Danise Alano-Martin is president of Humanetrix, the not-for-profit that hosts the event. The conference has grown from 200 or so people when it started to about 300 for this year’s event on April 6-7 at the Monroe Convention Center, she said.

But getting bigger isn’t really the goal.

Instead, the organizers want to keep the Combine at what Alano-Martin called a “boutique” size. “We want this to be an opportunity for people from all walks of life who are interested in these types of things to network with each other,” she said. “We don’t want it to be huge.”

But the group does want the Combine to be influential in the region, not just in Monroe County or Indiana. In fact, Alano-Martin said, the goal is to be “the premier conference of this type in the Midwest.”

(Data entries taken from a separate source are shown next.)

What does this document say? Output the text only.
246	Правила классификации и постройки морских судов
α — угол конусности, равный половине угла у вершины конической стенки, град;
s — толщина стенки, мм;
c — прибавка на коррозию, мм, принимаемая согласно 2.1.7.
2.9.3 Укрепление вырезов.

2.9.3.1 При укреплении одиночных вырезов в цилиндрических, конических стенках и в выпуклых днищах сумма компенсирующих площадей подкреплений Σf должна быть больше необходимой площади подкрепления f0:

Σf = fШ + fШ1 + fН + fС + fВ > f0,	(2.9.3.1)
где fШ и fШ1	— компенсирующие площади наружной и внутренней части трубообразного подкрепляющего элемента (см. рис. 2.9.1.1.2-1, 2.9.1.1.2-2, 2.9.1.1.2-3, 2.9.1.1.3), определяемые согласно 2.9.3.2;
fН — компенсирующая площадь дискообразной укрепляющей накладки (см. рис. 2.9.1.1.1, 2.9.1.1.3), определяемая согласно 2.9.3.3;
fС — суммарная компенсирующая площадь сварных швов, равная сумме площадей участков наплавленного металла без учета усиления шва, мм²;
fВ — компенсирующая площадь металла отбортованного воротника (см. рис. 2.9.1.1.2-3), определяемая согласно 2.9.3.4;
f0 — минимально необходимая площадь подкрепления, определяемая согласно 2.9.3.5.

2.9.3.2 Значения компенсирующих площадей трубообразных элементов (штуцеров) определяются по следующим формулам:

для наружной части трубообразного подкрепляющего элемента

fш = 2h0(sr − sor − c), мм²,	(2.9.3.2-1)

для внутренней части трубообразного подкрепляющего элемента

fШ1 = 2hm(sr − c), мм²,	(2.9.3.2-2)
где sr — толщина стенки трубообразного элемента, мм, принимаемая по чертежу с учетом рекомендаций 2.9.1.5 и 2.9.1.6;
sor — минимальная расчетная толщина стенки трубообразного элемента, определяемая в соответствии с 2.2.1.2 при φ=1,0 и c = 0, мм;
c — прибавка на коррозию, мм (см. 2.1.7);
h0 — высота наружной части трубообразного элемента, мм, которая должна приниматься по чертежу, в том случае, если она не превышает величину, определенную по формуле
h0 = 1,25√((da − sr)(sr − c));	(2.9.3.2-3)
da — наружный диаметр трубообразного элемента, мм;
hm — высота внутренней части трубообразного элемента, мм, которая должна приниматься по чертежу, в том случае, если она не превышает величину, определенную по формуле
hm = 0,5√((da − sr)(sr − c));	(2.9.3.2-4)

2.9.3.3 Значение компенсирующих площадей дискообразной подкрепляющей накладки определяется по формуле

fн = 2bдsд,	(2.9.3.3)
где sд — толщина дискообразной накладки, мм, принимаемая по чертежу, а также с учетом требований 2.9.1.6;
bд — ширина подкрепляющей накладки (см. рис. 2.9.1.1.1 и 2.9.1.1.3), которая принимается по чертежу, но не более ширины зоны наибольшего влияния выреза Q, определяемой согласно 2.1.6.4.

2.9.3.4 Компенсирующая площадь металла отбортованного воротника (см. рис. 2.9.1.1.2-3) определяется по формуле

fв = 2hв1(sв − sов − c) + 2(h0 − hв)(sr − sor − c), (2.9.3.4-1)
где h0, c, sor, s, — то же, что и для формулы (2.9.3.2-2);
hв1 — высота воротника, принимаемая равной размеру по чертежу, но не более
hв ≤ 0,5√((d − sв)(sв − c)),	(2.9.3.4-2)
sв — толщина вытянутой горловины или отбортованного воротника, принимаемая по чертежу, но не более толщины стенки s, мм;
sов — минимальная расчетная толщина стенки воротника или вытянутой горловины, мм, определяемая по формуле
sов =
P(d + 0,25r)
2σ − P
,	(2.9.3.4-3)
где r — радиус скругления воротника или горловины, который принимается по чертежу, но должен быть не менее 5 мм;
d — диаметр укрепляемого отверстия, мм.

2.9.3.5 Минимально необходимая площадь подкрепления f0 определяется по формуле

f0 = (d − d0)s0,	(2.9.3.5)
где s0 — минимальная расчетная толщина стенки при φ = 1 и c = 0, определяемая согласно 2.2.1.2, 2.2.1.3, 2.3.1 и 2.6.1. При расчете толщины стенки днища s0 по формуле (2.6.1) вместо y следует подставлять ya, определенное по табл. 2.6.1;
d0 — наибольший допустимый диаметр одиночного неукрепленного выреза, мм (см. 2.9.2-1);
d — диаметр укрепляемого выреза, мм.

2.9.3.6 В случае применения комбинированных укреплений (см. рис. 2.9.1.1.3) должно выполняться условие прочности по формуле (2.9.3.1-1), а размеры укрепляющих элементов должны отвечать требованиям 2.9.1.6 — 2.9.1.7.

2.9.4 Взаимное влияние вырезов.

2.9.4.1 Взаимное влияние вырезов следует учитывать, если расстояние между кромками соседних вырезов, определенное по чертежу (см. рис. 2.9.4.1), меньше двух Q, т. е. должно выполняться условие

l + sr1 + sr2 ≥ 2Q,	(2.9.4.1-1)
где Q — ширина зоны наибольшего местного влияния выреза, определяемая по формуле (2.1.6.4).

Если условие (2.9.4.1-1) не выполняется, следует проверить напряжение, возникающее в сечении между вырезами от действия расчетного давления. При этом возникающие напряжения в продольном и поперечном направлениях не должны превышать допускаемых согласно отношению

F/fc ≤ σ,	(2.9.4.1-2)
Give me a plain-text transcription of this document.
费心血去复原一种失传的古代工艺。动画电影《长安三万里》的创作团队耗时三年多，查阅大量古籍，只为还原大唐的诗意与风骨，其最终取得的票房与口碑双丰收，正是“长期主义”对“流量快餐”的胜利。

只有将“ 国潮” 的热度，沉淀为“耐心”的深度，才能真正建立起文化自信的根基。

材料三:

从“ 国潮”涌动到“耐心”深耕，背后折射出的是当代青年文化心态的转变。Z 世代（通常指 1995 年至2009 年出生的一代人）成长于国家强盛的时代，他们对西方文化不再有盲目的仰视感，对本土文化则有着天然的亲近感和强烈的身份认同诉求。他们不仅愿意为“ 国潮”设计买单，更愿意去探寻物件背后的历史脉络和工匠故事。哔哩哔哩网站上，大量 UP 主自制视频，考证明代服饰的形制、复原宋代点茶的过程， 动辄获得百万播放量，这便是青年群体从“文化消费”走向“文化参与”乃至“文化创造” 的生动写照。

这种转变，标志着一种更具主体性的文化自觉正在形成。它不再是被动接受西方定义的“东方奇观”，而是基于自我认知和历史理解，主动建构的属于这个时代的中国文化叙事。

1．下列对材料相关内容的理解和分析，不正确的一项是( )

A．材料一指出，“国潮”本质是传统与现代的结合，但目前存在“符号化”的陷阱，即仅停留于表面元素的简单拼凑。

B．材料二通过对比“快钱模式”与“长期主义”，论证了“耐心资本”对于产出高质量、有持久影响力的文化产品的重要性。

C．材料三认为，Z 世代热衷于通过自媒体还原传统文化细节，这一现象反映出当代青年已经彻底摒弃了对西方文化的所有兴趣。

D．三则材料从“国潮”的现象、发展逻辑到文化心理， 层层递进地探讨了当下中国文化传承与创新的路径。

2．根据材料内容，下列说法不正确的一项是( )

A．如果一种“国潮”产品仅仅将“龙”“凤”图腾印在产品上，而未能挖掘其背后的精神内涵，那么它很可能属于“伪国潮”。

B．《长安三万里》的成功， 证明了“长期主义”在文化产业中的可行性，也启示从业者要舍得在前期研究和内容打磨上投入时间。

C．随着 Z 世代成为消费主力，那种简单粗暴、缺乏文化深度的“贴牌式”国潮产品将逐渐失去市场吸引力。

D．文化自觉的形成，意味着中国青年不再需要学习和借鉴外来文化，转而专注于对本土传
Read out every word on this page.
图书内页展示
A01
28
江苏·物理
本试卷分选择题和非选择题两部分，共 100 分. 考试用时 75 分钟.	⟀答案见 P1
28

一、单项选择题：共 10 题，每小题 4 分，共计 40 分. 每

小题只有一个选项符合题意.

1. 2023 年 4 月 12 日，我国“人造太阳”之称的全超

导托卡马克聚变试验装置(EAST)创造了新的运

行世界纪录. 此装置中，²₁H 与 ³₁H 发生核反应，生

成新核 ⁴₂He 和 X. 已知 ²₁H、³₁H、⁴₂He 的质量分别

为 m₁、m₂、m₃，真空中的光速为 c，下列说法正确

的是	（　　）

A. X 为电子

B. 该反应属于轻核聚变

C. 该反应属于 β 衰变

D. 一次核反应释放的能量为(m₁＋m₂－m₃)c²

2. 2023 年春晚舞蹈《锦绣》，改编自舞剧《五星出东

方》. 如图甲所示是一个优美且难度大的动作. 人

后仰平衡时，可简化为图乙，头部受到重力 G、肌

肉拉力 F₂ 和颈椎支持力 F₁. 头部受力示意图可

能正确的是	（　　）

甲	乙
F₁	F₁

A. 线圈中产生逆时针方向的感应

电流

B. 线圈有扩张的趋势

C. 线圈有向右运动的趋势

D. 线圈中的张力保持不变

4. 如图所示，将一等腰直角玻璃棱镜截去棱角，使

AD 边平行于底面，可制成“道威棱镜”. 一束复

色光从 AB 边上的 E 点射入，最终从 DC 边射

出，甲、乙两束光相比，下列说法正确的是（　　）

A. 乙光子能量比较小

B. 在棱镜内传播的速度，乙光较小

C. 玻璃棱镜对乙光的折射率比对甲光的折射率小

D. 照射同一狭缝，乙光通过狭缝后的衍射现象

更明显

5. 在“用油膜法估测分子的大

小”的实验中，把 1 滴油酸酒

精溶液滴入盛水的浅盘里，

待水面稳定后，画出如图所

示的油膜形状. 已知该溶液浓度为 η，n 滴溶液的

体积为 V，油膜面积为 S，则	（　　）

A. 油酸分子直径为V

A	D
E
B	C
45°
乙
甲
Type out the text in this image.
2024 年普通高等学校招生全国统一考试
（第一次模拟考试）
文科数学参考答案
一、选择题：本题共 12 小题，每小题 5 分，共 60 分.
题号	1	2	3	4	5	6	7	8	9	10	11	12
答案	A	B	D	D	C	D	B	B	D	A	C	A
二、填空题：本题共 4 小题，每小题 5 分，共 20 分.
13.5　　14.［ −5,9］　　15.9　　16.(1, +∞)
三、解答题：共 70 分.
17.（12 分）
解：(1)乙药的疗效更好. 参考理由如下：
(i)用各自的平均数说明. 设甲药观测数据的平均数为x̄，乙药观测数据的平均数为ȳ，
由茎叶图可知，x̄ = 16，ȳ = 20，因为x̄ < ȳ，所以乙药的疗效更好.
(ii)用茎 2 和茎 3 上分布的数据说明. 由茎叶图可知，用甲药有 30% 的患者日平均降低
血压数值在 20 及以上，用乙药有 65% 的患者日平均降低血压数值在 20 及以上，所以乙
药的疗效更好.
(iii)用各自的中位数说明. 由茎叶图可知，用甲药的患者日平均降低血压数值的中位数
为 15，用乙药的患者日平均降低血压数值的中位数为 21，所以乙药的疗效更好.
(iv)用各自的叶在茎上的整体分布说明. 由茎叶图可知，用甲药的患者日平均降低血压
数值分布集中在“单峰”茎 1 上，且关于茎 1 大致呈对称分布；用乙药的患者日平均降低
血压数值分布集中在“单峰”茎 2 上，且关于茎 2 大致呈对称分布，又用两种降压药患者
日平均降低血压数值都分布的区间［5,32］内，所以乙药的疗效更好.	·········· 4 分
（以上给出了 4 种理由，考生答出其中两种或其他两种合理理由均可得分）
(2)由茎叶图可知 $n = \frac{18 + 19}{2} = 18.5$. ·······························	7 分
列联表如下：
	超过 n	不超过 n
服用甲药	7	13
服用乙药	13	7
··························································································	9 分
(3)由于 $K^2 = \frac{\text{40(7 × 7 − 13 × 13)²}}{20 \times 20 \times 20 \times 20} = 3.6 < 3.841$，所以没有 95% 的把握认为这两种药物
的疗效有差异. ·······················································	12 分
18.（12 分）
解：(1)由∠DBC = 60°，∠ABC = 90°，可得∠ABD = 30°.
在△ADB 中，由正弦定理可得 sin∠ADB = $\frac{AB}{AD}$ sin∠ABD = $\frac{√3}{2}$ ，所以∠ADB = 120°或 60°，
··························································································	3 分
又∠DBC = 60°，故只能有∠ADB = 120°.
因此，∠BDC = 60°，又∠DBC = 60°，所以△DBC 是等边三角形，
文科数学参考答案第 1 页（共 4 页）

This year should be a stepping stone to that larger goal, she said. While the overall number of attendees hasn’t grown significantly, the number who are coming from Chicago, St. Louis and other parts of the region will be up.

The Combine’s hook is that it’s not meant to serve one area of the tech community. Instead, it aims to bring together developers, entrepreneurs, marketers, economic development leaders and others. “We want to be at the intersection of community, capital, creativity, culture and code,” Alano-Martin said.

This year’s agenda includes Indiana-based tech leaders from Sigstr, Doxly, The Bee Corp. and Scale Computing. But it features bigger names, too, including tech marketing guru Jay Baer, a New York Times best-selling author; and June Choi, CEO and founder of New York City-based Serval Ventures and Serval Lab.

A ticket for two days of workshops, main-stage speakers and receptions is $119, and students can attend for $30.